We hear a lot of talk about difference on university campuses today. By difference what’s generally meant is differences of identity, not differences of thought. For a few decades now it’s been one of the watchwords of the left, where differences are all well and good so long as we’re speaking of differences of race, gender, sexual orientation, or culture. What about differences of thought, for example, of political opinion? They’re not quite so valued. On the subject of politics, what’s valued is positive acceptance of a particular stance, departures from which are usually deemed offensive. To anyone who has spent time in a university it should be obvious that ideas are not refuted by being declared offensive. It’s not anyone’s feelings that make an idea true or false, plausible or implausible, but reasons, arguments, and evidence. Feelings are not an argument. Any first-year student should know this, and today many professors don’t. If someone is emotionally wounded by a political or any other intellectual statement, this may be due either to the statement itself or to the emotional sensitivities of the person hearing it. Quite often the problem doesn’t lie with the statement. If a student or anyone else at a university is narrow-minded, doctrinaire, or intolerant, what they need is precisely to be offended, unsettled, and disillusioned. They need to have the rug pulled out, and it’s their professors’ job to pry open minds by exposing them to ideas that are challenging and different.

The first principle of all education is academic freedom—the freedom to think what you will, to inquire into any field of knowledge, to read and write whatever you want without fear, so long as you back it up with some intelligent argumentation or evidence. Freedom of the mind and free expression, like all rights, have limits, but in any university that’s worth attending or working in, those limits are very minimal indeed and do not extend to any kind of mandatory or expected belief system. No university administrator or professor is going to tell you directly that you must accept this or that system of belief.
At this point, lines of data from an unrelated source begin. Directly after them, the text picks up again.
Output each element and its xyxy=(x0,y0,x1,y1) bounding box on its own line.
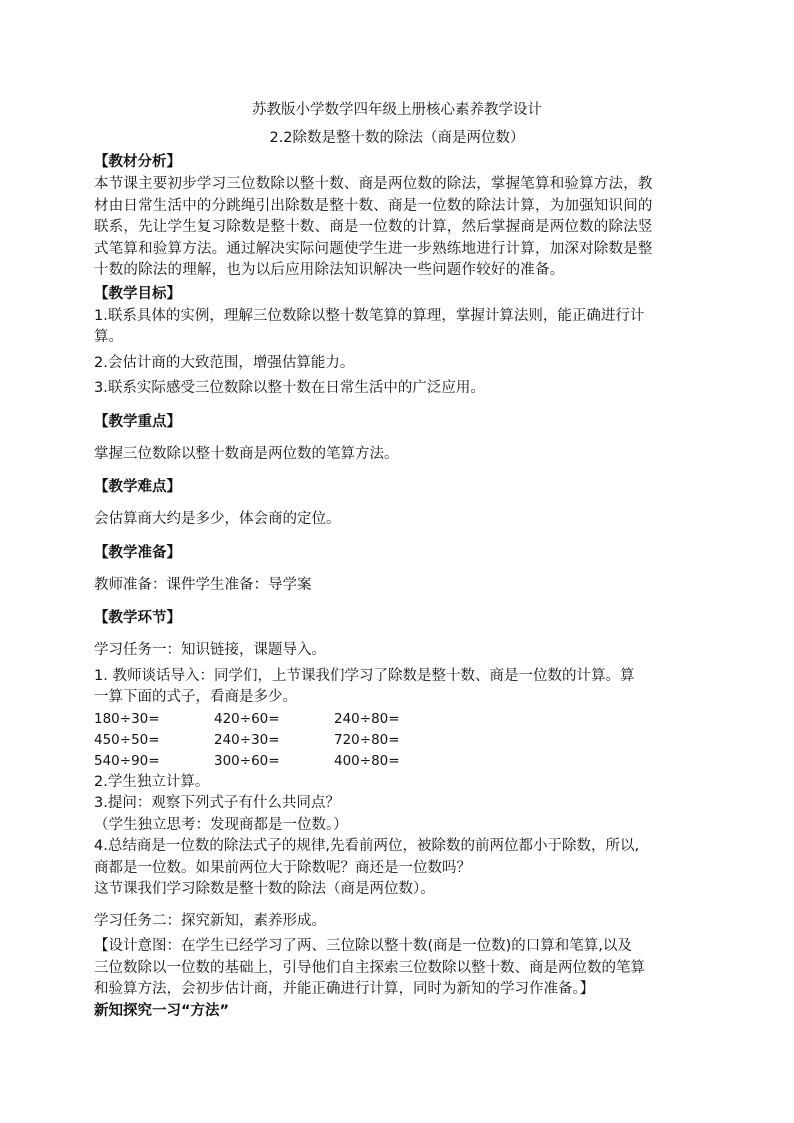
key-points-text: 掌握三位数除以整十数商是两位数的笔算方法。 xyxy=(94,445,399,462)
analysis-paragraph xyxy=(94,174,700,282)
step-one-line: 一算下面的式子，看商是多少。 xyxy=(94,689,297,705)
math-expression: 450÷50= xyxy=(94,731,160,748)
math-expression: 420÷60= xyxy=(214,710,280,727)
math-expression: 720÷80= xyxy=(334,731,400,748)
lesson-intro: 这节课我们学习除数是整十数的除法（商是两位数）。 xyxy=(94,881,435,897)
document-page xyxy=(94,98,700,1022)
goals-heading: 【教学目标】 xyxy=(94,285,181,302)
step-three-note: （学生独立思考：发现商都是一位数。） xyxy=(94,816,348,833)
task-two-title: 学习任务二：探究新知，素养形成。 xyxy=(94,912,326,929)
preparation-heading: 【教学准备】 xyxy=(94,544,181,561)
key-points-heading: 【教学重点】 xyxy=(94,413,181,430)
design-intent-line: 三位数除以一位数的基础上，引导他们自主探索三位数除以整十数、商是两位数的笔算 xyxy=(94,959,645,976)
analysis-line: 联系，先让学生复习除数是整十数、商是一位数的计算，然后掌握商是两位数的除法竖 xyxy=(94,219,653,235)
explore-heading: 新知探究一习“方法” xyxy=(94,1002,230,1019)
goal-item: 2.会估计商的大致范围，增强估算能力。 xyxy=(94,354,355,371)
math-expression: 400÷80= xyxy=(334,752,400,769)
analysis-line: 十数的除法的理解，也为以后应用除法知识解决一些问题作较好的准备。 xyxy=(94,262,565,278)
preparation-text: 教师准备：课件学生准备：导学案 xyxy=(94,576,312,593)
design-intent-line: 【设计意图：在学生已经学习了两、三位除以整十数(商是一位数)的口算和笔算,以及 xyxy=(94,938,632,954)
analysis-heading: 【教材分析】 xyxy=(94,154,181,170)
difficulties-heading: 【教学难点】 xyxy=(94,479,181,495)
document-title: 苏教版小学数学四年级上册核心素养教学设计 xyxy=(252,102,542,118)
math-expression: 240÷30= xyxy=(214,731,280,748)
design-intent-line: 和验算方法，会初步估计商，并能正确进行计算，同时为新知的学习作准备。】 xyxy=(94,981,595,997)
math-expression: 540÷90= xyxy=(94,752,160,769)
math-expression: 180÷30= xyxy=(94,710,160,727)
analysis-line: 本节课主要初步学习三位数除以整十数、商是两位数的除法，掌握笔算和验算方法，教 xyxy=(94,176,653,192)
step-one-line: 1. 教师谈话导入：同学们，上节课我们学习了除数是整十数、商是一位数的计算。算 xyxy=(94,667,635,684)
math-row xyxy=(94,709,700,730)
step-four-line: 4.总结商是一位数的除法式子的规律,先看前两位，被除数的前两位都小于除数，所以, xyxy=(94,838,640,854)
math-row xyxy=(94,751,700,772)
math-expression: 300÷60= xyxy=(214,752,280,769)
step-three: 3.提问：观察下列式子有什么共同点？ xyxy=(94,795,340,811)
goal-item: 算。 xyxy=(94,329,123,345)
process-heading: 【教学环节】 xyxy=(94,610,181,626)
goal-item: 1.联系具体的实例，理解三位数除以整十数笔算的算理，掌握计算法则，能正确进行计 xyxy=(94,307,645,324)
task-one-title: 学习任务一：知识链接，课题导入。 xyxy=(94,642,326,658)
math-row xyxy=(94,730,700,751)
step-two: 2.学生独立计算。 xyxy=(94,773,210,790)
lesson-subtitle: 2.2除数是整十数的除法（商是两位数） xyxy=(269,130,525,146)
difficulties-text: 会估算商大约是多少，体会商的定位。 xyxy=(94,511,341,527)
math-expression: 240÷80= xyxy=(334,710,400,727)
analysis-line: 材由日常生活中的分跳绳引出除数是整十数、商是一位数的除法计算，为加强知识间的 xyxy=(94,197,653,214)
analysis-line: 式笔算和验算方法。通过解决实际问题使学生进一步熟练地进行计算，加深对除数是整 xyxy=(94,240,653,257)
step-four-line: 商都是一位数。如果前两位大于除数呢？商还是一位数吗？ xyxy=(94,859,471,876)
goal-item: 3.联系实际感受三位数除以整十数在日常生活中的广泛应用。 xyxy=(94,380,485,396)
They are far more sophisticated than this, and any orthodoxy that they push has likely been pushed on them as well. It’s a ubiquitous phenomenon, and it works by slandering any alternative without a hearing, surrounding the mind on all sides, and offering some utility—usually some social approval or acceptance—in exchange for your belief.

The university as I think of it is an unusual kind of place. It’s an institution that values controversy and disagreement, and values them highly. The differences that it values are differences of thought far more than identity. The university is a natural home for radicals and visionaries, most of whose ideas will probably never gain much currency, but they might. It’s a free marketplace of ideas, where all ideas—no matter who expresses them—are nothing more than hypotheses that must be investigated and questioned, and no opinion of any kind is to be accepted on faith. The university is a place where students have the luxury of not knowing what they believe and are free to keep an open mind, wander in the wilderness for a few years, and follow their interests, whatever these happen to be. Pursuing what you’re interested in may or may not lead to a profitable career, but what it will lead to is an examined life, a competent citizen, and a human being who is awake to their own existence and to what’s happening in the world. Hans-Georg Gadamer thought the student’s task is to live with ideas and to find what he called their free space, to think for yourself and to inquire into whatever interests you. The institution is supposed to make this optimally possible, but I am not convinced it is currently very effective in doing this. Whether you’re a student or a professor, finding a free space should be a very easy thing to do—given that academic freedom is fundamental to any university’s mission—and in my experience it is the opposite of easy. It is difficult and getting ever more difficult.